Using Quickstart for Development

TripleO-Quickstart is capable of building a working deployment that incorporates several upstream changes both for the undercloud and the overcloud. The only requirement is for the project to be buildable by DLRN.

We will refer to working with the latest upstream master image and optionally injecting pending changes as devmode.

Quickstart’s third party CI is using ci-scipts/full-deploy.sh, however the invocation is not user friendly. The devmode can be accessed by running:

./devmode.sh <virthost>

Available options:

  • --config <type>: the configuration to deploy, can be minimal, ha or any other node configuration type file from tripleo-quickstart/config/general_config
  • --no-gate: by default the script tries to recreate an environment with an upstream change and asks interactive questions to specify it; this option suppreses that function and creates the environment without any extra changes
  • --working-dir <dir>: directory where all the temporary run time files are stored.
  • virthost: the machine to deploy the environment to

The devmode.sh script uses the master-tripleo-ci release which in turn uses the upstream overcloud images that are also being used for the CI jobs.

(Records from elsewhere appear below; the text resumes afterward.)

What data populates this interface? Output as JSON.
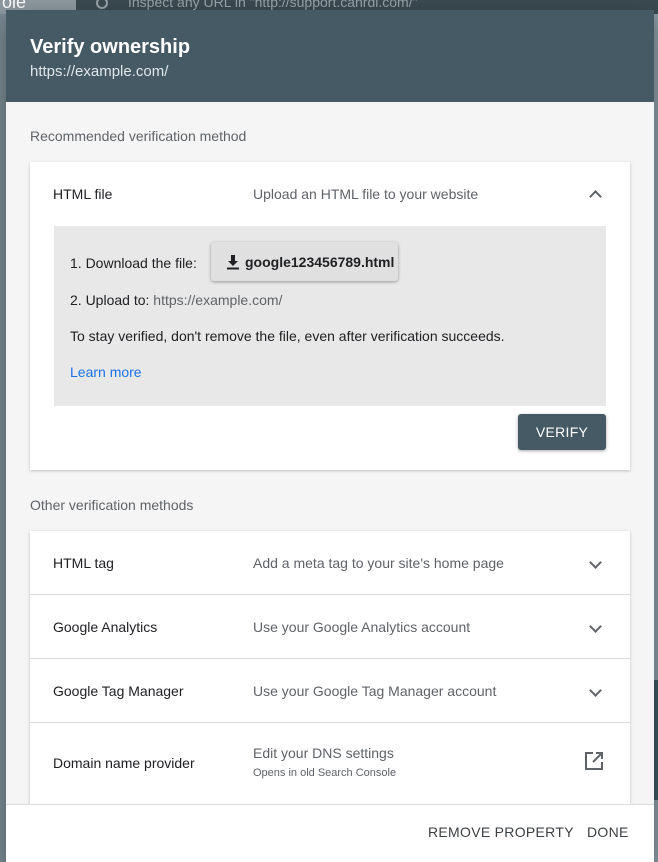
{
  "background": {
    "logo_text": "ole",
    "search_placeholder": "Inspect any URL in \"http://support.cahrdl.com/\""
  },
  "dialog": {
    "title": "Verify ownership",
    "subtitle": "https://example.com/"
  },
  "recommended": {
    "label": "Recommended verification method",
    "method": {
      "name": "HTML file",
      "description": "Upload an HTML file to your website",
      "step1_label": "1. Download the file:",
      "download_file": "google123456789.html",
      "step2_label": "2. Upload to:",
      "upload_url": "https://example.com/",
      "note": "To stay verified, don't remove the file, even after verification succeeds.",
      "learn_more": "Learn more",
      "verify_label": "VERIFY"
    }
  },
  "other": {
    "label": "Other verification methods",
    "methods": [
      {
        "name": "HTML tag",
        "description": "Add a meta tag to your site's home page"
      },
      {
        "name": "Google Analytics",
        "description": "Use your Google Analytics account"
      },
      {
        "name": "Google Tag Manager",
        "description": "Use your Google Tag Manager account"
      },
      {
        "name": "Domain name provider",
        "description": "Edit your DNS settings",
        "note": "Opens in old Search Console"
      }
    ]
  },
  "footer": {
    "remove_label": "REMOVE PROPERTY",
    "done_label": "DONE"
  },
  "colors": {
    "header": "#455a64",
    "link": "#1a73e8",
    "verify_button": "#455a64"
  }
}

If the --no-gate option is absent, the script checks if some environment variables are present, and asks for user input if undefined. The following sections include a detailed explanation of each variable and the process of building and injecting changes.

Gerrit mode

Use the Gerrit mode to have a change and its “Depends-On:” dependencies resolved and built. Detailed description about “Depends-On:” is in the Adding a Dependency and Cross-Repository Dependencies section of the OpenStack Developer’s Guide.

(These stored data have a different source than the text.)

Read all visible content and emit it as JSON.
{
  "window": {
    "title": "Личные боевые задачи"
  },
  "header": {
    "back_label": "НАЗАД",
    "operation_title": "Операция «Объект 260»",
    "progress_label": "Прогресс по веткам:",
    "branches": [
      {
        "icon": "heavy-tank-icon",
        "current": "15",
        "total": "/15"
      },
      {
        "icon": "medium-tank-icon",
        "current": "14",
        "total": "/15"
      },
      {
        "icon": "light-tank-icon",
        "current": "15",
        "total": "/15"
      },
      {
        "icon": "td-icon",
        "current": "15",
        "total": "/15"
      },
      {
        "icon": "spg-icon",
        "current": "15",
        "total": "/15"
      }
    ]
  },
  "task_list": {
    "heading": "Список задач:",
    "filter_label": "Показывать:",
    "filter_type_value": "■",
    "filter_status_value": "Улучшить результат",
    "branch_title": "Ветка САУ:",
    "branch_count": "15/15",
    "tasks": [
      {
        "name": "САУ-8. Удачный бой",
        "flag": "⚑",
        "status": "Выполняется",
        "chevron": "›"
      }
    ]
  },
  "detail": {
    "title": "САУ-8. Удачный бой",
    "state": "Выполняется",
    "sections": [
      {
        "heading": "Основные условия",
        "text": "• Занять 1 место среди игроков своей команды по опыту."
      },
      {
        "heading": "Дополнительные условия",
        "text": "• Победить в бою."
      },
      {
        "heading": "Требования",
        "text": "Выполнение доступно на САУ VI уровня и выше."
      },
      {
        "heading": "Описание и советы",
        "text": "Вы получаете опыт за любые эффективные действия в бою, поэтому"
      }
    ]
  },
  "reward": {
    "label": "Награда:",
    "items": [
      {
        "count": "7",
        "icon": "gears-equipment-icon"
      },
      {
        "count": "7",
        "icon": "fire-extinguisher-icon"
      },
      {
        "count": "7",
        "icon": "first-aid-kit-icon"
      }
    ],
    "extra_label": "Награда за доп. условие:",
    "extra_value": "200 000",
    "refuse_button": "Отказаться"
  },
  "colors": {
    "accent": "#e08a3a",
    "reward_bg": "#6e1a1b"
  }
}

The interactive script will ask for the following variables:

  • GERRIT_HOST: Any of the common gerrit servers. The choices are restricted in the gating role by the ALLOWED_HOSTS list.
  • GERRIT_CHANGE_ID: The long Change-Id from the commit message, starting with I.....
  • GERRIT_BRANCH: The branch of the change.
  • GERRIT_PATCHSET_REVISION: The git hash of the target patchset. Needs to be an exact hash, we can’t determine the latest yet during runtime.

Note

As there can be multiple changes on different branches with the same Change-Id, specifying the branch is mandatory. It’s possible in the future an enhancement could be made to allow for a just-in-time check for a unique Change-Id, thereby allowing us to skip this configuration option.

Zuul mode

The devmode.sh script can be used with a ZUUL_CHANGES variable that can be found in the logs of the upstream CI jobs in the _zuul_ansible/vars.yaml file. The variable contains the gated change and all the dependent changes that Zuul processed and resolved.

An example of the variable looks like this:

ZUUL_CHANGES=openstack/tripleo-heat-templates:master:refs/changes/88/296488/1^openstack/instack-undercloud:master:refs/changes/84/315184/5

Changes are separated by ^ and are in the format of project:branch:refspec, a combination which uniquely identifies a Gerrit change. You can construct your own ZUUL_CHANGES variable if you want to test multiple changes that are not properly linked by “Depends-On:” conditions in the commit messages.

Note

While Zuul only supports “Depends-On:” on the same Gerrit instance, the gating role can resolve changes across these different allowed servers if you specify part of their name after the Change-Id. For example Depends-On: I.....@gerrithub will make your change depend on the specified change from review.gerrithub.io.

Virthost and Workspace

Apart from the variables in either Zuul or Gerrit mode, the script needs a virthost as the first regular argument to build the environment.

Note

You need to be able to ssh into this machine as root without password.

The script uses ~/.quickstart as the default working directory. We store the various run-time files needed for the deployment and accessing the nodes. See Accessing the Undercloud and Accessing the Overcloud for the details.

It’s possible to have more than one parallel working deployment by specifying different virthosts and working directories for each run.

How Devmode Works

The following steps taken by the gates/reproducers compared to a normal quickstart run:

  1. Build RPMs using DLRN from the specified upstream or packaging changes. The changes can be specified either manually or parsed by either environment variables set by Zuul or Jenkins jobs.
  2. Create a gating repository that include all the RPMs built.
  3. Inject a gating repo during the quickstart run into the undercloud and overcloud images.
  4. Upgrade all packages that are inside the gating repo.
  5. Proceed with the quickstart run as usual.

Detailed Package Build and Injection Process

As the devmode bits are dispersed in the code, the exact process is best understood by looking at the relevant parts of the build-test-packages role and various quickstart roles for each step:

  1. Setting up DLRN and parsing the Jenkins/Zuul changes and building the gating repo: build-test-packages role.
  2. Build individual changes based on the parsed data: dlrn-build.yml
  3. Injecting the repo is triggered when compressed_gating_repo is set during the libvirt/setup role.
  4. The repo injection steps are in inject_gating_repo.yml
  5. Creating the repo file and updating the packages are done through the virt-customize command, running inject_gating_repo.sh.